Профессор на минуту отвернулся, внимательно изучая пейзаж за окном.
– Хорошо, Камски, просто запомни, – в конце концов, произнес он. – Запретная секция на то и запретная, что в нее нельзя ходить. Никак. Ни днем, ни ночью, ни под воздействием каких-либо заклинаний, ты понял? Свободен.
«Запретная. Секция. Библиотеки.» – подумал Элджей.
– Разумеется, профессор, – сказал он, закрывая за собой тяжелую дверь кабинета.

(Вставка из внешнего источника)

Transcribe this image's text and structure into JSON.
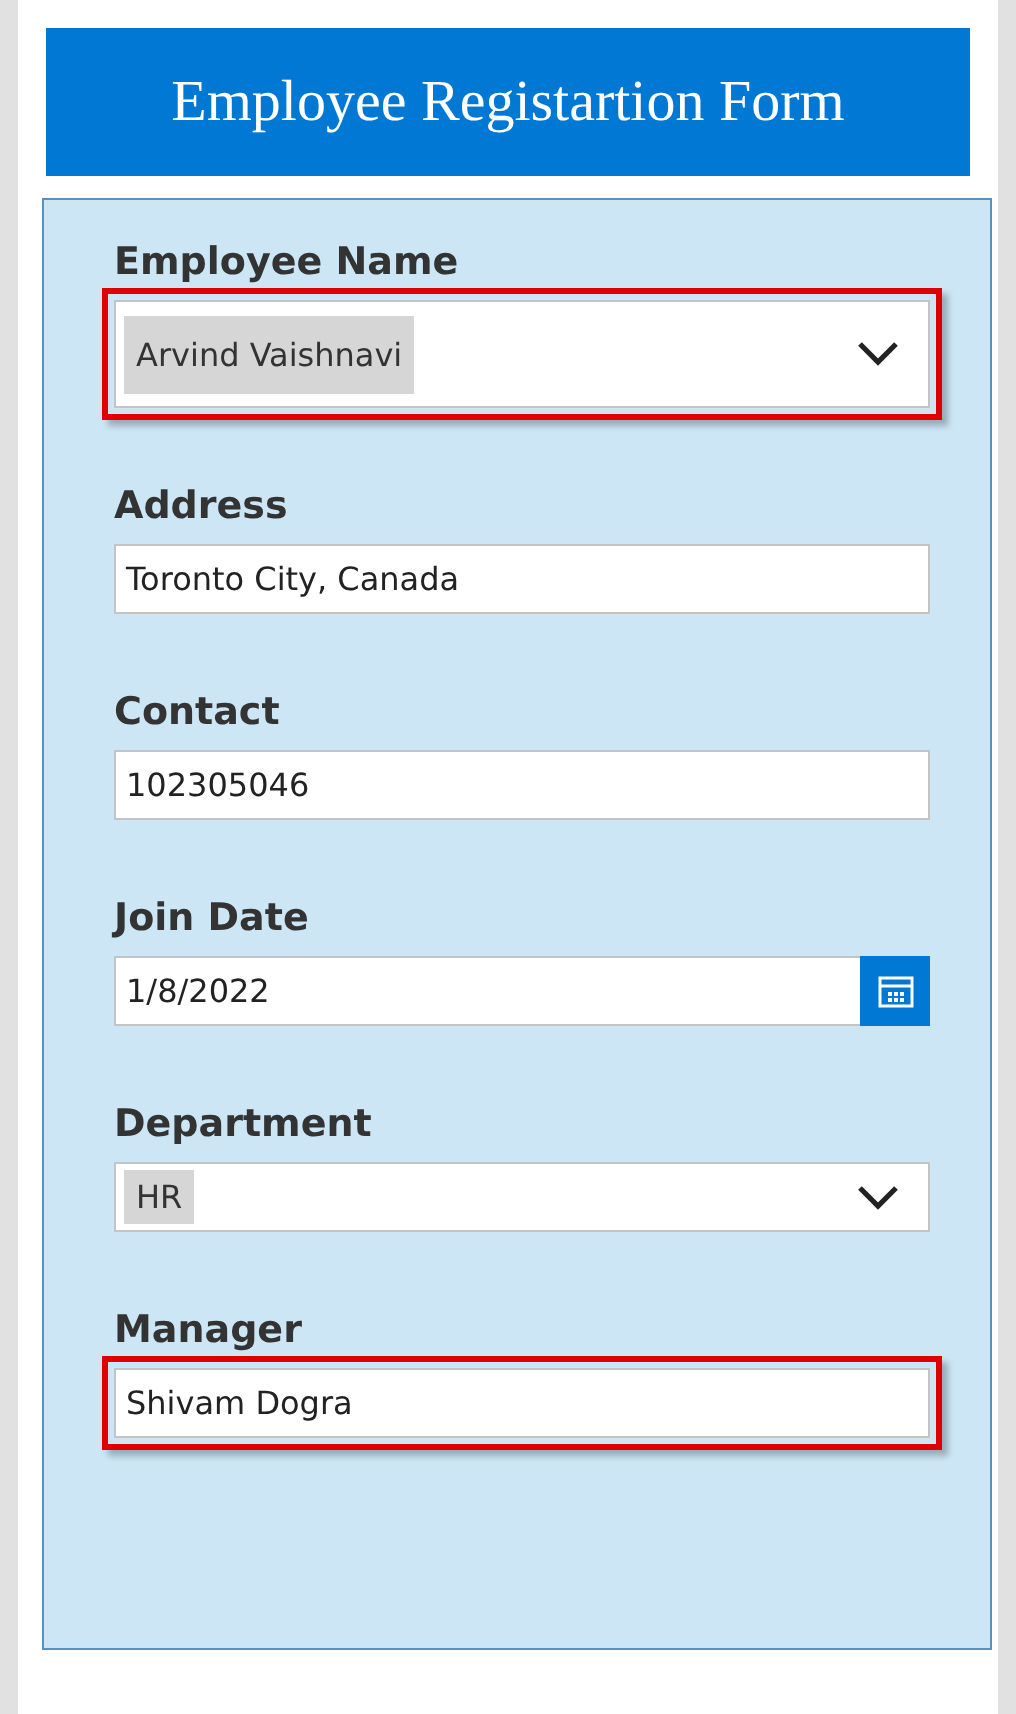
{
  "header": {
    "title": "Employee Registartion Form"
  },
  "fields": [
    {
      "label": "Employee Name",
      "kind": "dropdown",
      "value": "Arvind Vaishnavi",
      "highlighted": true
    },
    {
      "label": "Address",
      "kind": "text",
      "value": "Toronto City, Canada",
      "highlighted": false
    },
    {
      "label": "Contact",
      "kind": "text",
      "value": "102305046",
      "highlighted": false
    },
    {
      "label": "Join Date",
      "kind": "date",
      "value": "1/8/2022",
      "highlighted": false
    },
    {
      "label": "Department",
      "kind": "dropdown",
      "value": "HR",
      "highlighted": false
    },
    {
      "label": "Manager",
      "kind": "text",
      "value": "Shivam Dogra",
      "highlighted": true
    }
  ]
}
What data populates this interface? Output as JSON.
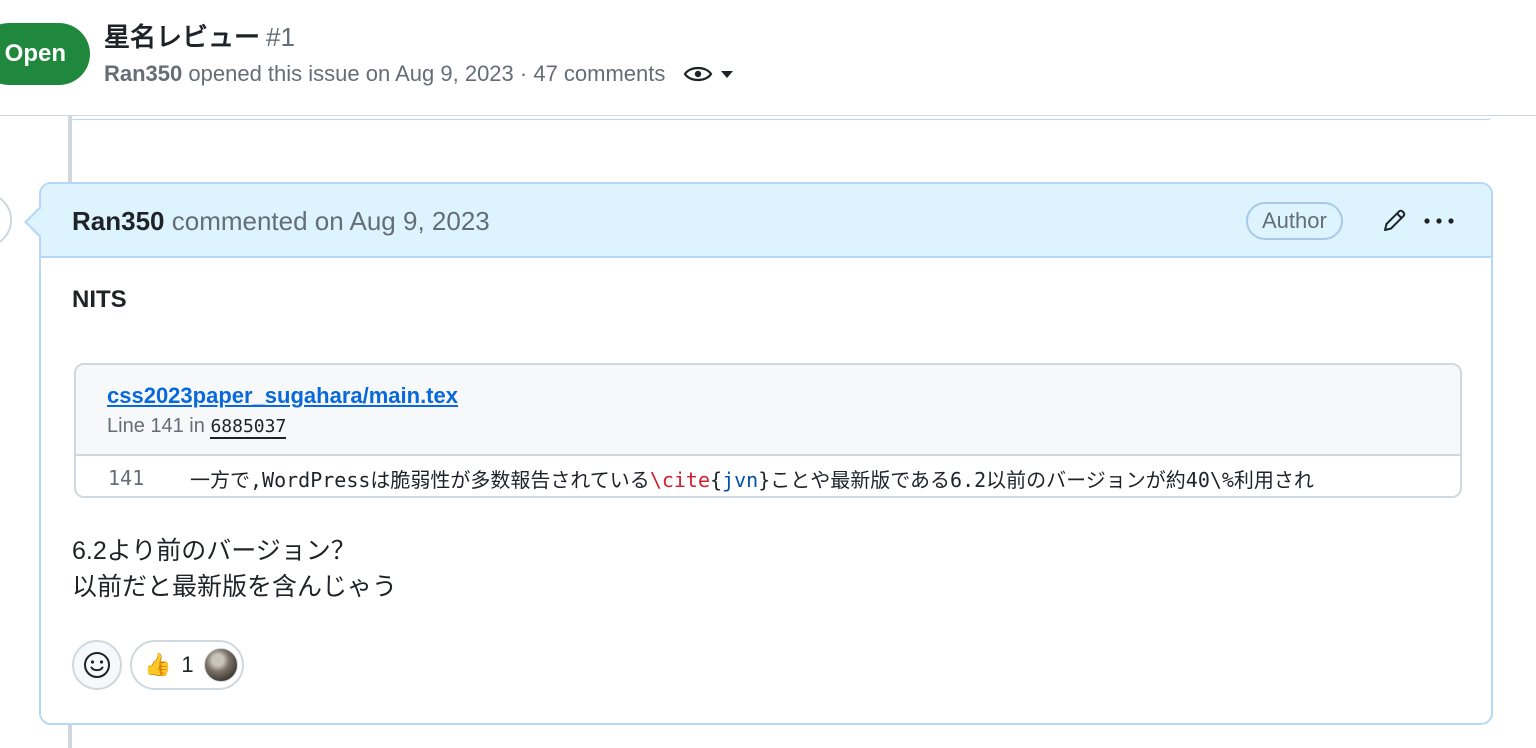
{
  "header": {
    "state": "Open",
    "title": "星名レビュー",
    "number": "#1",
    "meta_author": "Ran350",
    "meta_text": "opened this issue on Aug 9, 2023 · 47 comments",
    "watch_icon": "eye-icon",
    "dropdown_icon": "triangle-down-icon"
  },
  "comment": {
    "author": "Ran350",
    "action": "commented on Aug 9, 2023",
    "badge": "Author",
    "edit_icon": "pencil-icon",
    "more_icon": "kebab-horizontal-icon",
    "body_heading": "NITS",
    "embed": {
      "file": "css2023paper_sugahara/main.tex",
      "line_prefix": "Line 141 in",
      "sha": "6885037",
      "line_number": "141",
      "code_before": "一方で,WordPressは脆弱性が多数報告されている",
      "code_cmd": "\\cite",
      "code_brace_open": "{",
      "code_arg": "jvn",
      "code_brace_close": "}",
      "code_after": "ことや最新版である6.2以前のバージョンが約40\\%利用され"
    },
    "reply_line1": "6.2より前のバージョン？",
    "reply_line2": "以前だと最新版を含んじゃう",
    "reactions": {
      "add_icon": "smiley-icon",
      "emoji": "👍",
      "count": "1"
    }
  },
  "colors": {
    "open_green": "#1f883d",
    "link_blue": "#0969da",
    "header_blue": "#ddf4ff",
    "border_blue": "#b6d7f5",
    "muted": "#656d76"
  }
}
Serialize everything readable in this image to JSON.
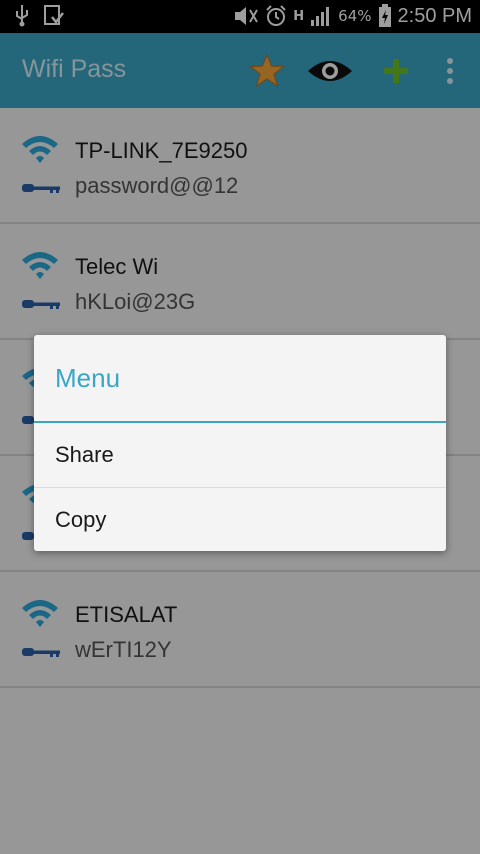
{
  "status_bar": {
    "battery": "64%",
    "time": "2:50 PM",
    "network_letter": "H"
  },
  "action_bar": {
    "title": "Wifi Pass",
    "icons": [
      "star-icon",
      "eye-icon",
      "plus-icon",
      "overflow-menu-icon"
    ]
  },
  "networks": [
    {
      "ssid": "TP-LINK_7E9250",
      "password": "password@@12"
    },
    {
      "ssid": "Telec Wi",
      "password": "hKLoi@23G"
    },
    {
      "ssid": "",
      "password": ""
    },
    {
      "ssid": "",
      "password": ""
    },
    {
      "ssid": "ETISALAT",
      "password": "wErTI12Y"
    }
  ],
  "dialog": {
    "title": "Menu",
    "items": [
      "Share",
      "Copy"
    ]
  },
  "colors": {
    "accent": "#3aa6c5",
    "wifi_icon": "#2ba6d9",
    "key_icon": "#2a5fa8",
    "star": "#f2a43a",
    "plus": "#6fbf2a"
  }
}
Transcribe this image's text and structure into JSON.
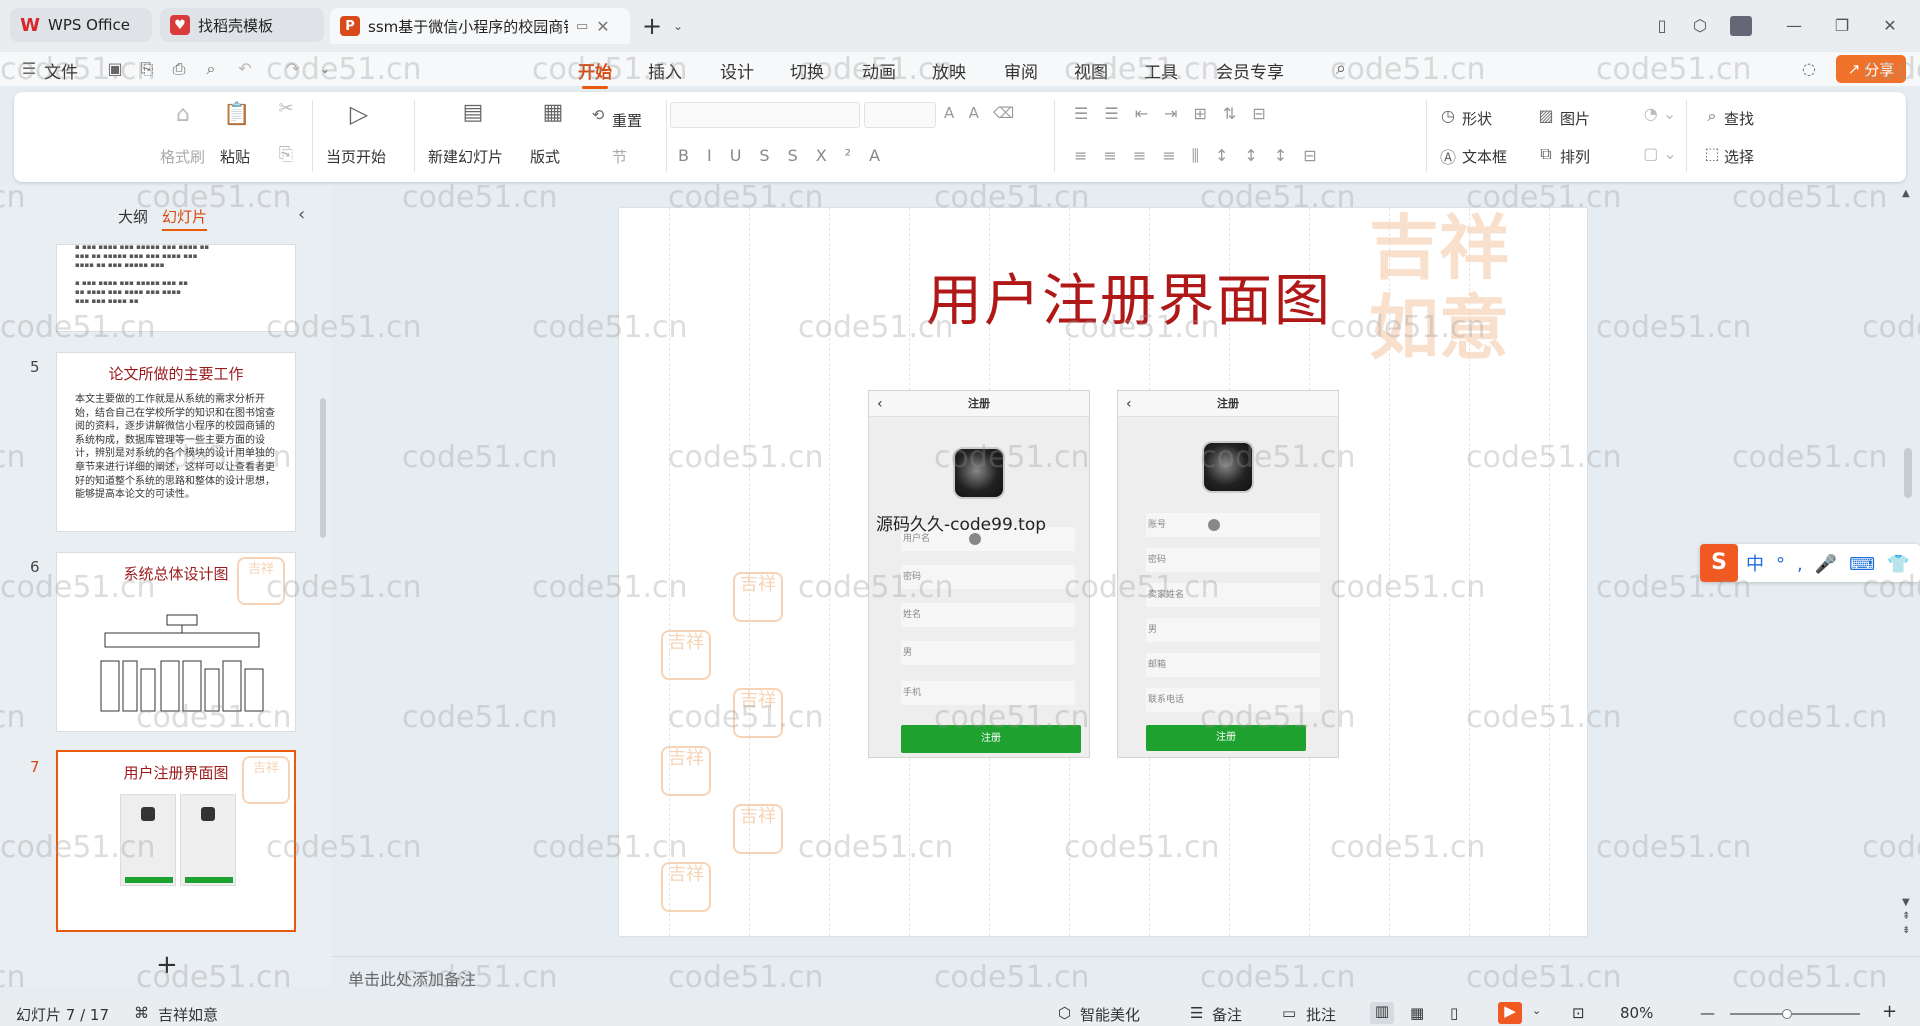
{
  "tabs": [
    {
      "label": "WPS Office"
    },
    {
      "label": "找稻壳模板"
    },
    {
      "label": "ssm基于微信小程序的校园商铺"
    }
  ],
  "menu": {
    "file": "文件",
    "items": [
      "开始",
      "插入",
      "设计",
      "切换",
      "动画",
      "放映",
      "审阅",
      "视图",
      "工具",
      "会员专享"
    ],
    "share": "分享"
  },
  "ribbon": {
    "format_painter": "格式刷",
    "paste": "粘贴",
    "play_from_current": "当页开始",
    "new_slide": "新建幻灯片",
    "layout": "版式",
    "reset": "重置",
    "section": "节",
    "shape": "形状",
    "picture": "图片",
    "find": "查找",
    "textbox": "文本框",
    "arrange": "排列",
    "select": "选择"
  },
  "panel": {
    "tab_outline": "大纲",
    "tab_slides": "幻灯片",
    "add": "+"
  },
  "thumbs": [
    {
      "num": "5",
      "title": "论文所做的主要工作",
      "text": "本文主要做的工作就是从系统的需求分析开始，结合自己在学校所学的知识和在图书馆查阅的资料，逐步讲解微信小程序的校园商铺的系统构成，数据库管理等一些主要方面的设计，辨别是对系统的各个模块的设计用单独的章节来进行详细的阐述，这样可以让查看者更好的知道整个系统的思路和整体的设计思想，能够提高本论文的可读性。"
    },
    {
      "num": "6",
      "title": "系统总体设计图"
    },
    {
      "num": "7",
      "title": "用户注册界面图"
    }
  ],
  "slide": {
    "title": "用户注册界面图",
    "phone1": {
      "header": "注册",
      "fields": [
        "用户名",
        "密码",
        "姓名",
        "男",
        "手机"
      ],
      "button": "注册"
    },
    "phone2": {
      "header": "注册",
      "fields": [
        "账号",
        "密码",
        "卖家姓名",
        "男",
        "邮箱",
        "联系电话"
      ],
      "button": "注册"
    },
    "overlay": "源码久久-code99.top"
  },
  "notes_placeholder": "单击此处添加备注",
  "status": {
    "slide_count": "幻灯片 7 / 17",
    "theme": "吉祥如意",
    "beautify": "智能美化",
    "notes": "备注",
    "comments": "批注",
    "zoom": "80%"
  },
  "watermark": "code51.cn"
}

Именно. Запретная секция. Место, где хранятся книги намного более ценные, чем в основном крыле. Эта мысль буквально окрыляла. Элайдже потребовалось несколько дней, чтобы узнать о ней все, что только возможно, начиная от того, что литература там действительно на порядок серьезнее, до того, что допускают туда только некоторых старшекурсников, и то по письменному разрешению преподавателя.
Спрашивать об этом у Андерсона было нельзя, хотя уж от него-то явно можно было хоть чего-то добиться. У Элджея оставался только один вариант. Заранее подготовив тему реферата, обозначив ее как «Сильнейшие органические яды и способы вывести их из организма», он, в конце концов, стоял перед столом Манфреда, искренне надеясь, что удача улыбнется ему в этот день.
Профессор изучил предоставленное ему заявление и задумчиво покачал головой. По большому счету, ему было далеко наплевать, чем занимаются окружающие, в частности – студенты. Он был хорошим учителем, но плохим педагогом. Но даже он, спустя пару минут, вернул пергамент на стол и отодвинул от себя, жестом будто бы возвращая его Элайдже.
– Вы же понимаете, что я не подпишу? – прищурившись, спросил он.
«Вот, черт!» – подумал Элджей.
– Но почему, профессор? – с самым что ни на есть невинным видом произнес он. – Материалов для этой темы нет в основной секции, я все просмотрел.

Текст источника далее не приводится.